We also established Service-Oriented Architecture (SOA) Governance to:

  • Define how SOA services would be requested by new projects to streamline the build.
  • Define use of a register to catalogue services to aid in re-use and discovery of services.
  • Define Service naming standards to assist with service taxonomies to aid in service re-use.
  • Services aligned to Higher Education Business Reference Model (HEBRM) HEBRM model.
  • Definition of Developer Standards to promote service re-use, improve development time of SOA services and simplify the build using common practices.

    Outcomes

    For ECU, the new iPaaS platform blends tools and services into an SOA where infrastructure, software, data, and additional operations can interact in a responsive ecosystem.

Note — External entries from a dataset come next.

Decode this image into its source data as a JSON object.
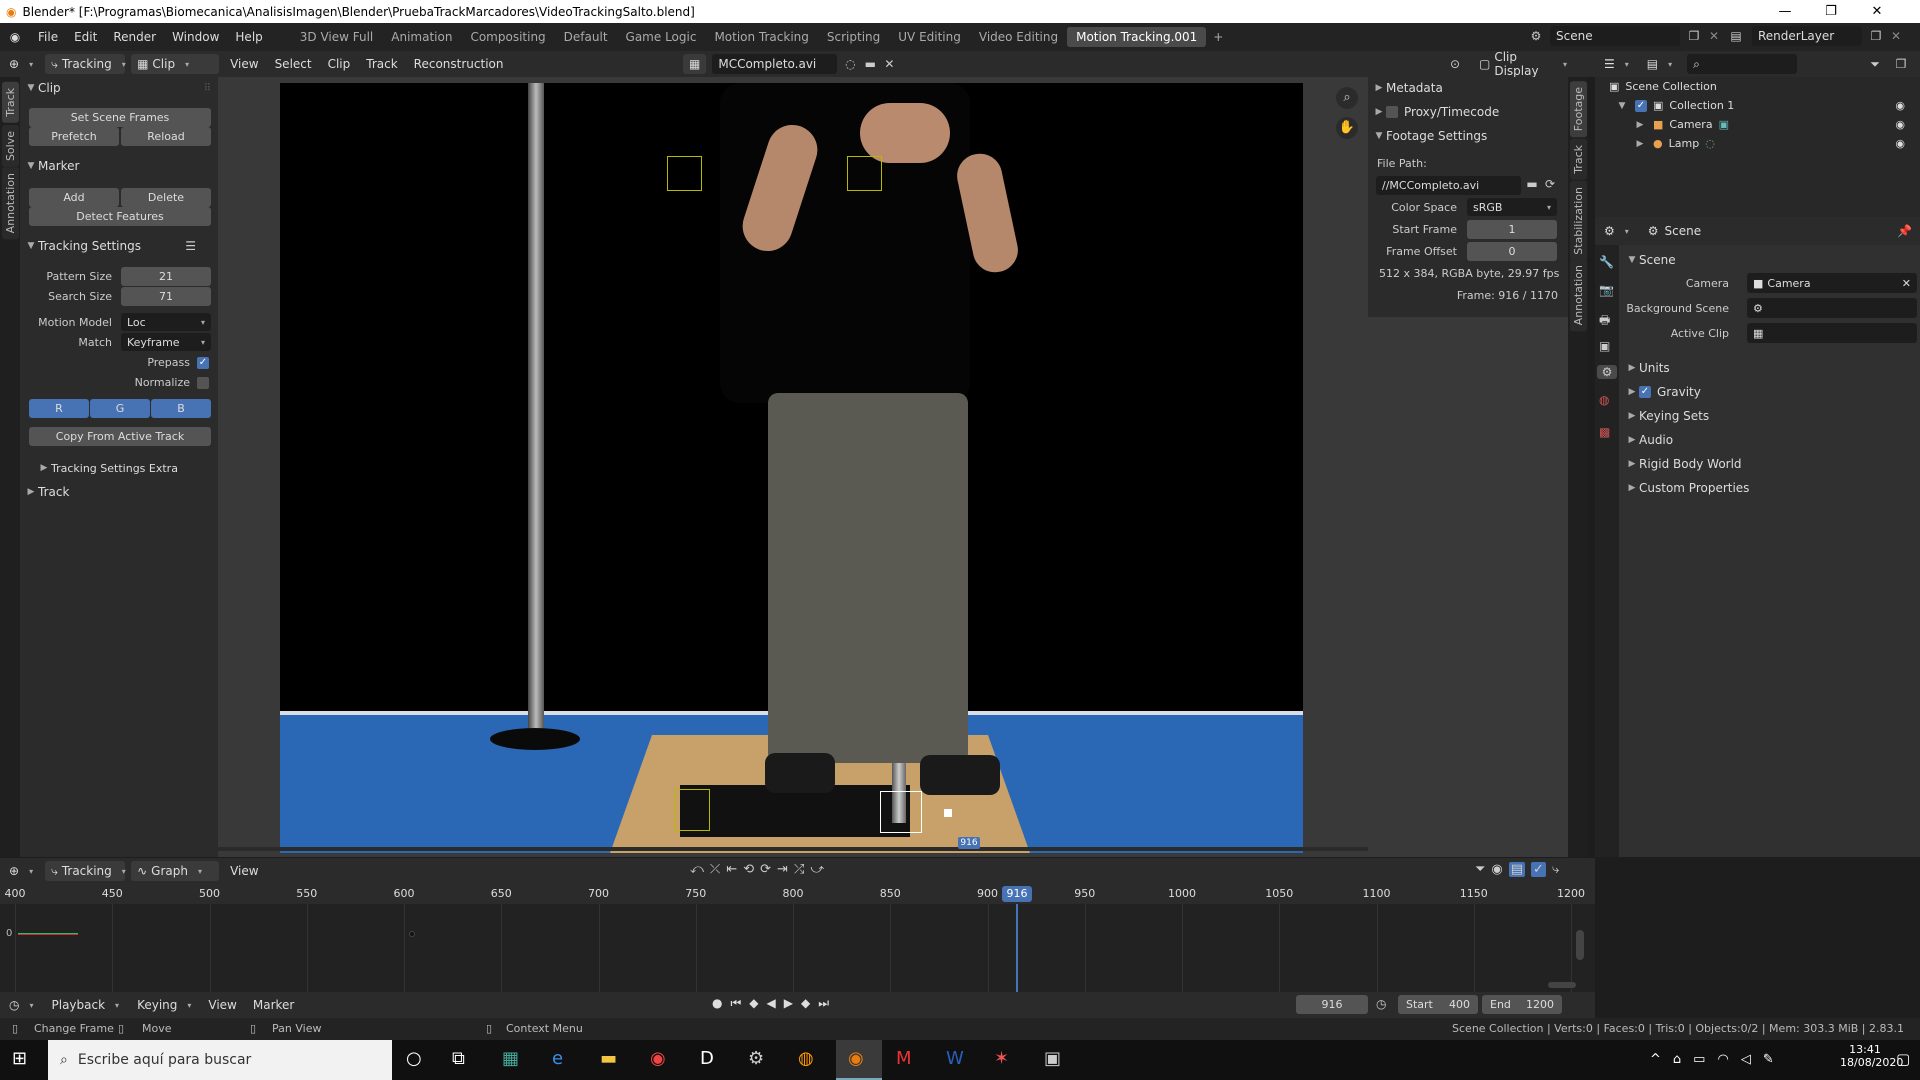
{
  "window": {
    "title": "Blender* [F:\\Programas\\Biomecanica\\AnalisisImagen\\Blender\\PruebaTrackMarcadores\\VideoTrackingSalto.blend]"
  },
  "menus": [
    "File",
    "Edit",
    "Render",
    "Window",
    "Help"
  ],
  "workspaces": [
    "3D View Full",
    "Animation",
    "Compositing",
    "Default",
    "Game Logic",
    "Motion Tracking",
    "Scripting",
    "UV Editing",
    "Video Editing",
    "Motion Tracking.001"
  ],
  "topright": {
    "scene": "Scene",
    "renderlayer": "RenderLayer"
  },
  "clip_header": {
    "mode": "Tracking",
    "view": "Clip",
    "menus": [
      "View",
      "Select",
      "Clip",
      "Track",
      "Reconstruction"
    ],
    "clip_name": "MCCompleto.avi",
    "display": "Clip Display"
  },
  "left_tabs": [
    "Track",
    "Solve",
    "Annotation"
  ],
  "left_panel": {
    "clip": {
      "title": "Clip",
      "set_scene_frames": "Set Scene Frames",
      "prefetch": "Prefetch",
      "reload": "Reload"
    },
    "marker": {
      "title": "Marker",
      "add": "Add",
      "delete": "Delete",
      "detect": "Detect Features"
    },
    "tracking": {
      "title": "Tracking Settings",
      "pattern_label": "Pattern Size",
      "pattern": "21",
      "search_label": "Search Size",
      "search": "71",
      "motion_label": "Motion Model",
      "motion": "Loc",
      "match_label": "Match",
      "match": "Keyframe",
      "prepass": "Prepass",
      "normalize": "Normalize",
      "r": "R",
      "g": "G",
      "b": "B",
      "copy": "Copy From Active Track",
      "extra": "Tracking Settings Extra"
    },
    "track": {
      "title": "Track"
    }
  },
  "right_clip_panel": {
    "metadata": "Metadata",
    "proxy": "Proxy/Timecode",
    "footage": "Footage Settings",
    "filepath_label": "File Path:",
    "filepath": "//MCCompleto.avi",
    "colorspace_label": "Color Space",
    "colorspace": "sRGB",
    "start_label": "Start Frame",
    "start": "1",
    "offset_label": "Frame Offset",
    "offset": "0",
    "info": "512 x 384, RGBA byte, 29.97 fps",
    "frame": "Frame: 916 / 1170"
  },
  "right_tabs": [
    "Footage",
    "Track",
    "Stabilization",
    "Annotation"
  ],
  "outliner": {
    "root": "Scene Collection",
    "collection": "Collection 1",
    "items": [
      "Camera",
      "Lamp"
    ]
  },
  "properties": {
    "header": "Scene",
    "section": "Scene",
    "camera_label": "Camera",
    "camera": "Camera",
    "bg_label": "Background Scene",
    "clip_label": "Active Clip",
    "sections": [
      "Units",
      "Gravity",
      "Keying Sets",
      "Audio",
      "Rigid Body World",
      "Custom Properties"
    ]
  },
  "frame_badge": "916",
  "graph_header": {
    "mode": "Tracking",
    "view": "Graph",
    "menu": "View"
  },
  "timeline_ticks": [
    "400",
    "450",
    "500",
    "550",
    "600",
    "650",
    "700",
    "750",
    "800",
    "850",
    "900",
    "950",
    "1000",
    "1050",
    "1100",
    "1150",
    "1200"
  ],
  "current_frame": "916",
  "graph_y_label": "0",
  "playback_bar": {
    "playback": "Playback",
    "keying": "Keying",
    "view": "View",
    "marker": "Marker",
    "frame": "916",
    "start_label": "Start",
    "start": "400",
    "end_label": "End",
    "end": "1200"
  },
  "status": {
    "change_frame": "Change Frame",
    "move": "Move",
    "pan": "Pan View",
    "context": "Context Menu",
    "stats": "Scene Collection | Verts:0 | Faces:0 | Tris:0 | Objects:0/2 | Mem: 303.3 MiB | 2.83.1"
  },
  "taskbar": {
    "search": "Escribe aquí para buscar",
    "time": "13:41",
    "date": "18/08/2020"
  }
}
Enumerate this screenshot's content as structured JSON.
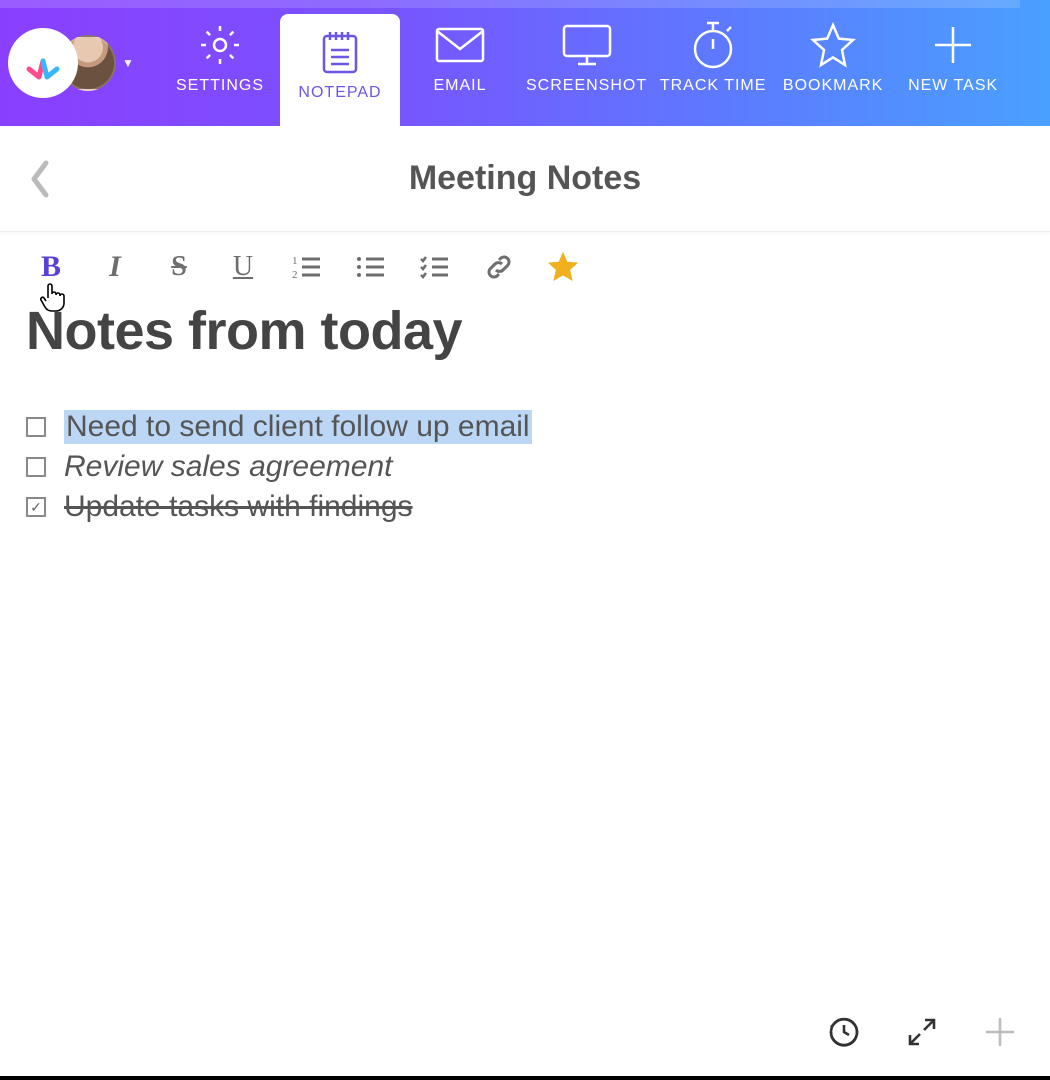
{
  "nav": {
    "items": [
      {
        "label": "SETTINGS",
        "icon": "gear-icon"
      },
      {
        "label": "NOTEPAD",
        "icon": "notepad-icon",
        "active": true
      },
      {
        "label": "EMAIL",
        "icon": "mail-icon"
      },
      {
        "label": "SCREENSHOT",
        "icon": "monitor-icon"
      },
      {
        "label": "TRACK TIME",
        "icon": "stopwatch-icon"
      },
      {
        "label": "BOOKMARK",
        "icon": "star-icon"
      },
      {
        "label": "NEW TASK",
        "icon": "plus-icon"
      }
    ]
  },
  "titlebar": {
    "title": "Meeting Notes"
  },
  "format_toolbar": {
    "buttons": [
      {
        "name": "bold",
        "glyph": "B",
        "active": true
      },
      {
        "name": "italic",
        "glyph": "I"
      },
      {
        "name": "strikethrough",
        "glyph": "S"
      },
      {
        "name": "underline",
        "glyph": "U"
      },
      {
        "name": "ordered-list"
      },
      {
        "name": "unordered-list"
      },
      {
        "name": "checklist"
      },
      {
        "name": "link"
      },
      {
        "name": "favorite",
        "starred": true
      }
    ]
  },
  "document": {
    "heading": "Notes from today",
    "items": [
      {
        "text": "Need to send client follow up email",
        "checked": false,
        "highlighted": true
      },
      {
        "text": "Review sales agreement",
        "checked": false,
        "italic": true
      },
      {
        "text": "Update tasks with findings",
        "checked": true,
        "strike": true
      }
    ]
  },
  "bottom_actions": [
    {
      "name": "history"
    },
    {
      "name": "expand"
    },
    {
      "name": "add"
    }
  ]
}
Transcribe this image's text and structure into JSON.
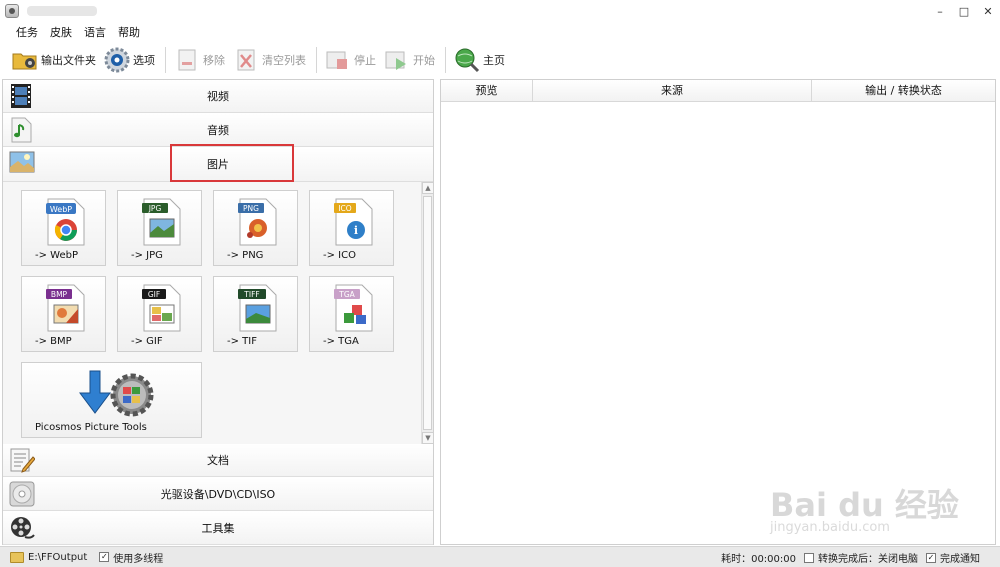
{
  "window": {
    "title": "",
    "controls": {
      "minimize": "–",
      "maximize": "□",
      "close": "✕"
    }
  },
  "menu": [
    "任务",
    "皮肤",
    "语言",
    "帮助"
  ],
  "toolbar": {
    "output_folder": "输出文件夹",
    "options": "选项",
    "remove": "移除",
    "clear_list": "清空列表",
    "stop": "停止",
    "start": "开始",
    "home": "主页"
  },
  "categories": {
    "video": "视频",
    "audio": "音频",
    "image": "图片",
    "document": "文档",
    "rom": "光驱设备\\DVD\\CD\\ISO",
    "tools": "工具集"
  },
  "tiles": [
    {
      "label": "-> WebP",
      "badge": "WebP",
      "color": "#3a78c4"
    },
    {
      "label": "-> JPG",
      "badge": "JPG",
      "color": "#2b5d2b"
    },
    {
      "label": "-> PNG",
      "badge": "PNG",
      "color": "#3a6ea8"
    },
    {
      "label": "-> ICO",
      "badge": "ICO",
      "color": "#e4a81a"
    },
    {
      "label": "-> BMP",
      "badge": "BMP",
      "color": "#7a2f8f"
    },
    {
      "label": "-> GIF",
      "badge": "GIF",
      "color": "#1a1a1a"
    },
    {
      "label": "-> TIF",
      "badge": "TIFF",
      "color": "#214a2a"
    },
    {
      "label": "-> TGA",
      "badge": "TGA",
      "color": "#c8a0c8"
    }
  ],
  "picture_tools": "Picosmos Picture Tools",
  "table": {
    "columns": [
      "预览",
      "来源",
      "输出 / 转换状态"
    ]
  },
  "status": {
    "output_path": "E:\\FFOutput",
    "multithread": "使用多线程",
    "elapsed": "耗时：00:00:00",
    "after_convert": "转换完成后：关闭电脑",
    "notify": "完成通知",
    "check_mark": "✓"
  },
  "watermark": {
    "brand": "Bai du 经验",
    "url": "jingyan.baidu.com"
  }
}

    This gives ECU the ability to share resources and information across applications, make improvements quickly, and deliver new services at a much faster rate than before.

    As well as unlocking valuable data and simplifying the management of its applications, ECU have realised the following business benefits:

    • Lower operating costs – through capacity deployment only as needed and elimination of infrastructure refreshes and removal of reserve capacity for DR and Performance environments.
    • Continuous Improvement program – delivering business functionality, performance and reliability improvements.